Behaviour change amidst COVID-19
by Michele Majul-Ibarra
There has been a lot of overwhelming information circulating in the news, social media and through word of mouth. From school closures in every corner of the globe to various concerts and sporting events postponed. We have seen a lot of press conferences and have also heard a lot of different versions of what we should do to prevent the further spread of the corona virus.
While all levels of the government have been proactive in their communication efforts to ensure the general public is well informed, there are still a lot of “loose cannons” out there for lack of a better word.
As an example, on March 13, 2020, CNN released a report that a JetBlue passenger who flew from New York to Florida on March 11, 2020 did not disclose to the airline that he was awaiting his COVID-19 test results. He learned the results of his test midair and only notified the crew after landing that his results came back positive. CNN reported cleaning immediately started for all the areas that he went through which included gates, security checkpoints, check-in counters and kiosks, elevators and restrooms.

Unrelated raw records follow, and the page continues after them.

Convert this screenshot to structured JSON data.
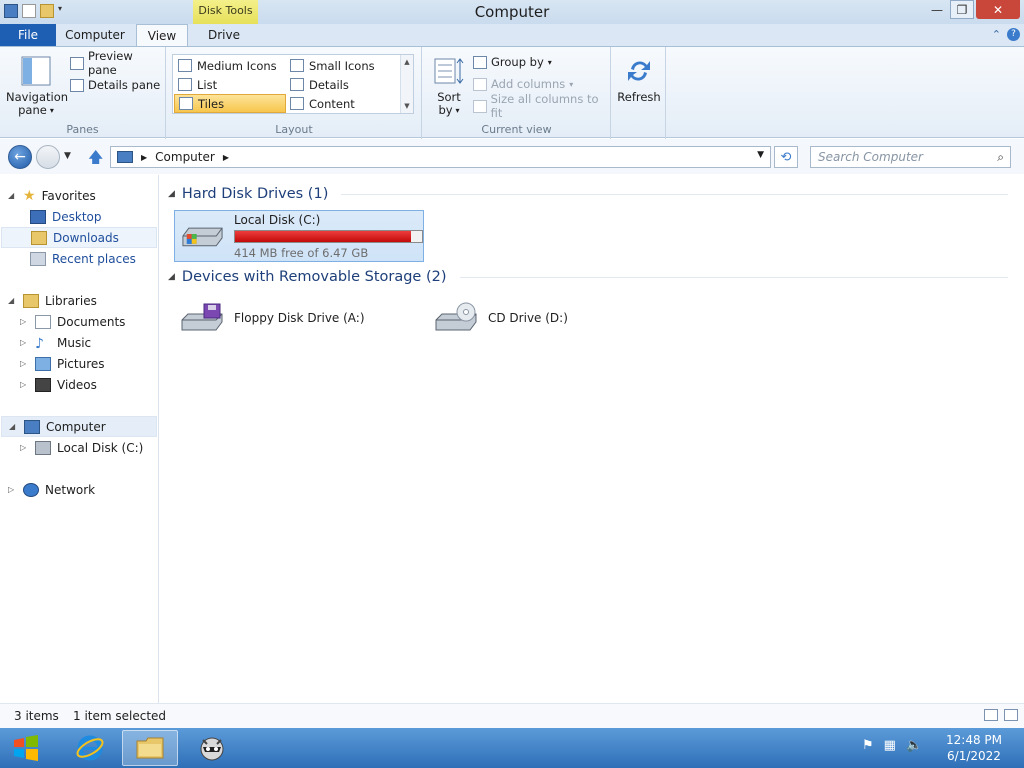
{
  "window": {
    "title": "Computer",
    "context_tab": "Disk Tools",
    "controls": {
      "minimize": "—",
      "maximize": "❐",
      "close": "✕"
    }
  },
  "tabs": [
    "File",
    "Computer",
    "View",
    "Drive"
  ],
  "ribbon": {
    "panes": {
      "label": "Panes",
      "navigation_pane": "Navigation",
      "navigation_pane2": "pane",
      "preview_pane": "Preview pane",
      "details_pane": "Details pane"
    },
    "layout": {
      "label": "Layout",
      "items": [
        "Medium Icons",
        "Small Icons",
        "List",
        "Details",
        "Tiles",
        "Content"
      ],
      "selected": "Tiles"
    },
    "current_view": {
      "label": "Current view",
      "sort_by": "Sort",
      "sort_by2": "by",
      "group_by": "Group by",
      "add_columns": "Add columns",
      "size_all_columns": "Size all columns to fit"
    },
    "refresh": "Refresh"
  },
  "address": {
    "path": "Computer",
    "search_placeholder": "Search Computer"
  },
  "nav_pane": {
    "favorites": "Favorites",
    "desktop": "Desktop",
    "downloads": "Downloads",
    "recent_places": "Recent places",
    "libraries": "Libraries",
    "documents": "Documents",
    "music": "Music",
    "pictures": "Pictures",
    "videos": "Videos",
    "computer": "Computer",
    "local_disk": "Local Disk (C:)",
    "network": "Network"
  },
  "content": {
    "hard_disk_header": "Hard Disk Drives (1)",
    "removable_header": "Devices with Removable Storage (2)",
    "local_disk": {
      "name": "Local Disk (C:)",
      "free": "414 MB free of 6.47 GB",
      "used_fraction": 0.94
    },
    "floppy": "Floppy Disk Drive (A:)",
    "cd": "CD Drive (D:)"
  },
  "status": {
    "items": "3 items",
    "selected": "1 item selected"
  },
  "taskbar": {
    "time": "12:48 PM",
    "date": "6/1/2022"
  }
}
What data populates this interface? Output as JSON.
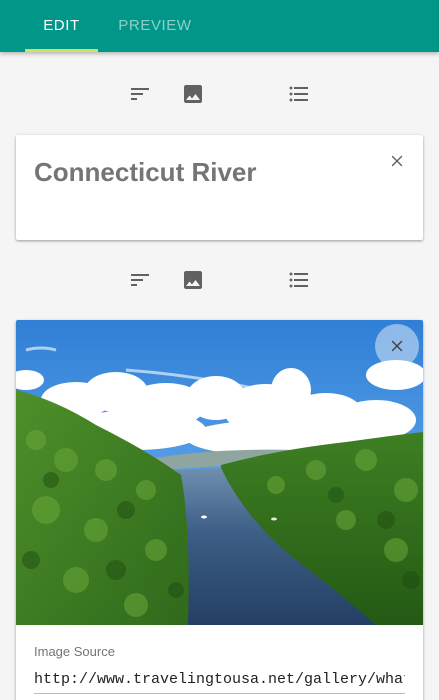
{
  "tabs": {
    "edit": "EDIT",
    "preview": "PREVIEW",
    "active": "edit"
  },
  "toolbar_icons": [
    "text-format-icon",
    "image-icon",
    "list-icon"
  ],
  "title_block": {
    "text": "Connecticut River",
    "close": "×"
  },
  "image_block": {
    "close": "×",
    "source_label": "Image Source",
    "source_value": "http://www.travelingtousa.net/gallery/what-to-v"
  },
  "colors": {
    "appbar": "#009688",
    "tab_indicator": "#d4e157",
    "icon": "#616161",
    "title_text": "#757575"
  }
}
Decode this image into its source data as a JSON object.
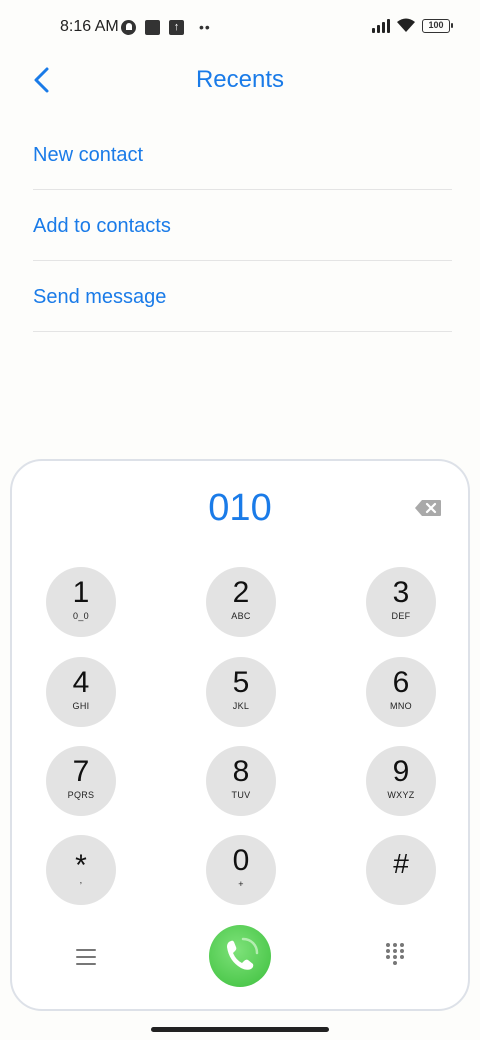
{
  "status_bar": {
    "time": "8:16 AM",
    "battery": "100",
    "icons": [
      "notification-circle-icon",
      "app-square-icon",
      "upload-icon",
      "more-dots-icon",
      "signal-icon",
      "wifi-icon",
      "battery-icon"
    ]
  },
  "header": {
    "title": "Recents",
    "back_icon": "chevron-left-icon"
  },
  "actions": [
    {
      "label": "New contact"
    },
    {
      "label": "Add to contacts"
    },
    {
      "label": "Send message"
    }
  ],
  "dialpad": {
    "number": "010",
    "keys": [
      {
        "digit": "1",
        "sub": "0_0"
      },
      {
        "digit": "2",
        "sub": "ABC"
      },
      {
        "digit": "3",
        "sub": "DEF"
      },
      {
        "digit": "4",
        "sub": "GHI"
      },
      {
        "digit": "5",
        "sub": "JKL"
      },
      {
        "digit": "6",
        "sub": "MNO"
      },
      {
        "digit": "7",
        "sub": "PQRS"
      },
      {
        "digit": "8",
        "sub": "TUV"
      },
      {
        "digit": "9",
        "sub": "WXYZ"
      },
      {
        "digit": "*",
        "sub": ","
      },
      {
        "digit": "0",
        "sub": "+"
      },
      {
        "digit": "#",
        "sub": ""
      }
    ]
  },
  "colors": {
    "accent": "#1a7be8",
    "call_green": "#4cc84a",
    "key_bg": "#e3e3e3"
  }
}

While the airport officials took immediate action to address the matter, a lot of people who were exposed to this passenger are now at high risk of getting ill. This passenger’s wilful behaviour of not notifying the airline or the airport regarding his health status put not only their crewmembers at risk but also all the airport staff and travelers he came into close proximity with. Further spread of the virus is now inevitable because the entire airport has pretty much been compromised. If this passenger was your co-worker, would you want this person to continue coming in to work? Probably not.

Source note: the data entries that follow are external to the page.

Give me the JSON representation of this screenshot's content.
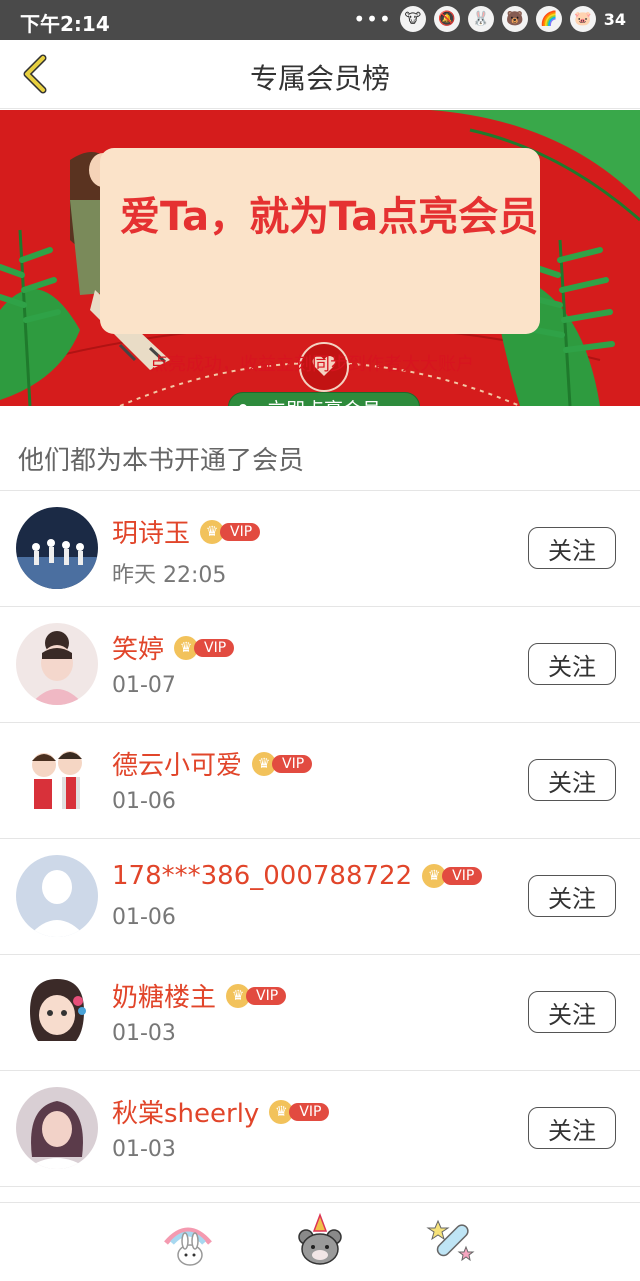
{
  "status": {
    "time": "下午2:14",
    "dots": "•••",
    "battery": "34"
  },
  "header": {
    "title": "专属会员榜"
  },
  "banner": {
    "headline": "爱Ta，就为Ta点亮会员",
    "subtext": "点亮成功，收益立刻同步到作者大大账户",
    "cta": "立即点亮会员"
  },
  "section": {
    "title": "他们都为本书开通了会员"
  },
  "members": [
    {
      "name": "玥诗玉",
      "date": "昨天 22:05",
      "vip": "VIP",
      "follow": "关注"
    },
    {
      "name": "笑婷",
      "date": "01-07",
      "vip": "VIP",
      "follow": "关注"
    },
    {
      "name": "德云小可爱",
      "date": "01-06",
      "vip": "VIP",
      "follow": "关注"
    },
    {
      "name": "178***386_000788722",
      "date": "01-06",
      "vip": "VIP",
      "follow": "关注"
    },
    {
      "name": "奶糖楼主",
      "date": "01-03",
      "vip": "VIP",
      "follow": "关注"
    },
    {
      "name": "秋棠sheerly",
      "date": "01-03",
      "vip": "VIP",
      "follow": "关注"
    }
  ],
  "colors": {
    "accent": "#e1452a",
    "banner_bg": "#d91c1c",
    "cta_green": "#2e8b3c",
    "back_arrow": "#e0c030"
  },
  "icons": [
    "back-arrow-icon",
    "rainbow-bunny-icon",
    "party-bear-icon",
    "magic-wand-icon"
  ]
}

Well, here is more bad news for you. Did you know that one in five confirmed COVID-19 patients in Singapore continued to go to work and attend events and activities despite being unwell?

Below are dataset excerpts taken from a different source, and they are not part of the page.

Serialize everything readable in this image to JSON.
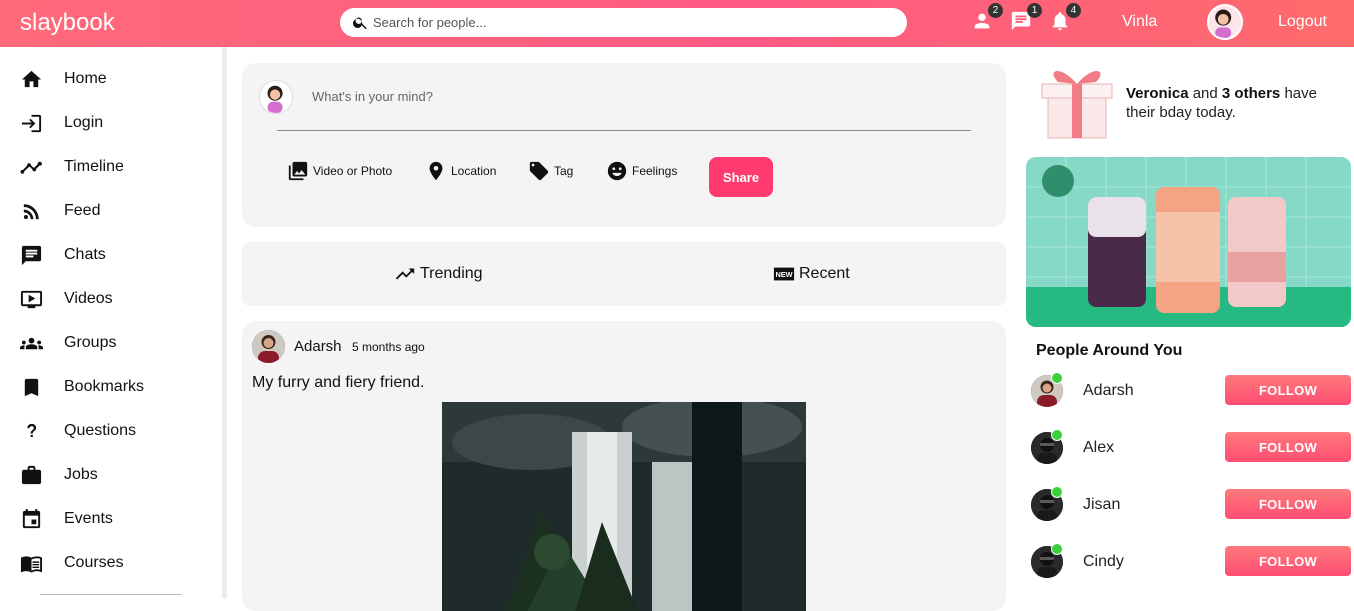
{
  "header": {
    "logo": "slaybook",
    "search_placeholder": "Search for people...",
    "badges": {
      "friends": "2",
      "messages": "1",
      "notifications": "4"
    },
    "username": "Vinla",
    "logout": "Logout",
    "icons": [
      "person-icon",
      "chat-icon",
      "bell-icon"
    ]
  },
  "sidebar": {
    "items": [
      {
        "label": "Home",
        "icon": "home-icon"
      },
      {
        "label": "Login",
        "icon": "login-icon"
      },
      {
        "label": "Timeline",
        "icon": "timeline-icon"
      },
      {
        "label": "Feed",
        "icon": "rss-icon"
      },
      {
        "label": "Chats",
        "icon": "chat-icon"
      },
      {
        "label": "Videos",
        "icon": "video-icon"
      },
      {
        "label": "Groups",
        "icon": "groups-icon"
      },
      {
        "label": "Bookmarks",
        "icon": "bookmark-icon"
      },
      {
        "label": "Questions",
        "icon": "question-icon"
      },
      {
        "label": "Jobs",
        "icon": "briefcase-icon"
      },
      {
        "label": "Events",
        "icon": "calendar-icon"
      },
      {
        "label": "Courses",
        "icon": "book-icon"
      }
    ]
  },
  "composer": {
    "placeholder": "What's in your mind?",
    "options": {
      "media": "Video or Photo",
      "location": "Location",
      "tag": "Tag",
      "feelings": "Feelings"
    },
    "share": "Share"
  },
  "tabs": {
    "trending": "Trending",
    "recent": "Recent"
  },
  "post": {
    "author": "Adarsh",
    "time": "5 months ago",
    "text": "My furry and fiery friend."
  },
  "birthday": {
    "name": "Veronica",
    "and": " and ",
    "others": "3 others",
    "rest": " have their bday today."
  },
  "people_around": {
    "title": "People Around You",
    "follow_label": "FOLLOW",
    "people": [
      {
        "name": "Adarsh"
      },
      {
        "name": "Alex"
      },
      {
        "name": "Jisan"
      },
      {
        "name": "Cindy"
      }
    ]
  },
  "colors": {
    "brand": "#ff5a84",
    "button": "#ff3a6e",
    "online": "#3bd13b"
  }
}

According to Health Minister Gan Kim Yong of Singapore, many of their cases as of March 11, 2020 were linked to clusters in their community. This prompted huge concern because many of the locally transmitted cases arose from socially irresponsible actions of their people. The minister further revealed that 35 out of the 160 cases did not minimize social contact despite exhibiting respiratory symptoms.
“Presentee-ism” (i.e. when people show up for work sick) remains to be a difficult issue, especially if you are in a job that requires you to be present all the time. Take Sophie Trudeau as an example. She is the Prime Minister’s wife and also has a job of her own. She is an ambassador for numerous charities that require her to travel and speak in public all the time. Upon return from her recent travel to the U.K., she also tested positive for COVID-19 and as a result, the Prime Minister had to self-isolate as well.
Following the rapid spread of the virus, public health officials at all levels of government issued a guideline to the public on March 13, 2020, to mitigate further risk of spreading the virus. They recommended “social distancing” strategies to flatten the curve of COVID-19, which includes avoiding handshakes, making responsible decisions regarding travel, minimizing prolonged contact with others especially in public and postponing large scale social events and gatherings.
These new behaviours that we are being encouraged to do are not new to us. However, it may be difficult given that we would have to form new habits in order to succeed. Practice makes it perfect. When we keep practicing these behaviours, they will eventually become habits. Stay healthy and safe!
This article is intended for information purposes only and not to be considered as professional advice.